As you might have guessed from the number of times I’ve covered this fine string quartet in Phil’s Classical Reviews, I’m rather fond of them. They are, by name, Cecily Ward and Tom Stone, violins; Ethan Filner, viola; and Jennifer Kloetzel, cello. Graduates of famous conservatories in England and America, the Cypress String Quartet are home-based in San Francisco. They are such an easy foursome to get to know and love that my own (admittedly idiosyncratic) pet name for them is “the Anglo-American Grille,” after the friendly eating place that Charles Laughton, as the title character, opened up in a wild west town in the classic Hollywood comedy of 1938, Ruggles of Red Gap.

That immediate appeal, as so often in the arts, is the result of deliberate, hard work. To quote from their own website, “during its initial rehearsals the group created a signature sound through intense readings of J.S. Bach’s Chorales. Built up from the bottom register of the quartet and layered like a pyramid, the resulting sound is clear and transparent, allowing the texture of the music to be discerned immediately” (www.cypressquartet.com).

We hear that clarity early in the opening movement of String Quartet No. 13 in G major, Op. 106, in the way the cello leads the other strings into the recap of the second theme. In the slow movement, Adagio ma non troppo, the perfect phrasing and intonation of the players brings out the inner voices in Dvořák’s writing with the greatest clarity and expressive beauty.
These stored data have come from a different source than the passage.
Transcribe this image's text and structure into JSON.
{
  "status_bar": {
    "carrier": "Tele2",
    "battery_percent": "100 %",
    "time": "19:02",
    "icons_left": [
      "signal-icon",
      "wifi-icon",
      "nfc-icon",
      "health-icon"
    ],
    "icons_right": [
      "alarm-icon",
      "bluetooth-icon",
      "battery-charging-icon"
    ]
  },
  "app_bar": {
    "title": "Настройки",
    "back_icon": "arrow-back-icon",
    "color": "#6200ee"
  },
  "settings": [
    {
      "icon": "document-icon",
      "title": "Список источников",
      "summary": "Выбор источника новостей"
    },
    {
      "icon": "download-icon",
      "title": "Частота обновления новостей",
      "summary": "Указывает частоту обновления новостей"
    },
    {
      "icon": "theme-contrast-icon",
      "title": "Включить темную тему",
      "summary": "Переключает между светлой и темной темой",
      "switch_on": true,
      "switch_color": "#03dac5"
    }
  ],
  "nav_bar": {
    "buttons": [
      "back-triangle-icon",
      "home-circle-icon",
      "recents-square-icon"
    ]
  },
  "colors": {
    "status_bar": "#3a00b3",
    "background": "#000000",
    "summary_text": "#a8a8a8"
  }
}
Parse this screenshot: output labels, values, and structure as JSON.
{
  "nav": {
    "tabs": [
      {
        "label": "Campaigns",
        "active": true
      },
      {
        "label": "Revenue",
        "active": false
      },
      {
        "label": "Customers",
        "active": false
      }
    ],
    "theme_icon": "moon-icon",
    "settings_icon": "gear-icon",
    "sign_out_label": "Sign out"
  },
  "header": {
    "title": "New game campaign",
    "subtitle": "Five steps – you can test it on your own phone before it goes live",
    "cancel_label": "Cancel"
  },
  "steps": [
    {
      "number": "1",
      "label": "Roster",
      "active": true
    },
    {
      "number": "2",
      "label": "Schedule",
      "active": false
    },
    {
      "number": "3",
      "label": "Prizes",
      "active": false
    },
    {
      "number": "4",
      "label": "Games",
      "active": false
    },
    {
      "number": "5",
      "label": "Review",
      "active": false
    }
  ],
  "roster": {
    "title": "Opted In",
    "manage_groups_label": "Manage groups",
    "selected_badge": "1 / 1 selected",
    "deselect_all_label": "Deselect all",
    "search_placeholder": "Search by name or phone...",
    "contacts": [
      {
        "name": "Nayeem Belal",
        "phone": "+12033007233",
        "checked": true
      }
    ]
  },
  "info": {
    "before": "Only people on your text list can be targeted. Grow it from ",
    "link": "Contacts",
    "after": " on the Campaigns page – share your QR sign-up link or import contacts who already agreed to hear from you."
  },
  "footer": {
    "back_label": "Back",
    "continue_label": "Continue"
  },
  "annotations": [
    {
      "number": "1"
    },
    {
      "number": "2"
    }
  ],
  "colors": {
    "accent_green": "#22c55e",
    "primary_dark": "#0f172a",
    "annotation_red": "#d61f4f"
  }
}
Features such as the long drawn sigh in all the strings at its very opening have led some observers to see this movement as a backward look by Dvořák, from the security of his home in Bohemia, to the African-American spirituals that he heard in the New World. In the scherzo, Molto vivace, the Cypresses step out smartly in a Skočná, a Czech dance in quick 2/4 time that conveys a feeling of joyous exuberance. The finale is in the form of a Dumka, in a marking that the Ceruti quartet take to heart. A work of typical slow-fast pattern where the brief opening section, a melancholy Andante sostenuto, is followed by a pulsequickening Allegro con fuoco in fast 2/4 time which the present performers invest with a great deal of spirit.

Earlier in the program, we are treated to the utterly charming Cypresses, Dvořák’s setting of his cycle of love songs by that title. Since the Cypress Quartet are the namesake of this work, they put a little extra into their exploration of the various moods of longing, nostalgia, and sadness for unrequited love which inform these beautiful miniatures that had personal significance for their composer.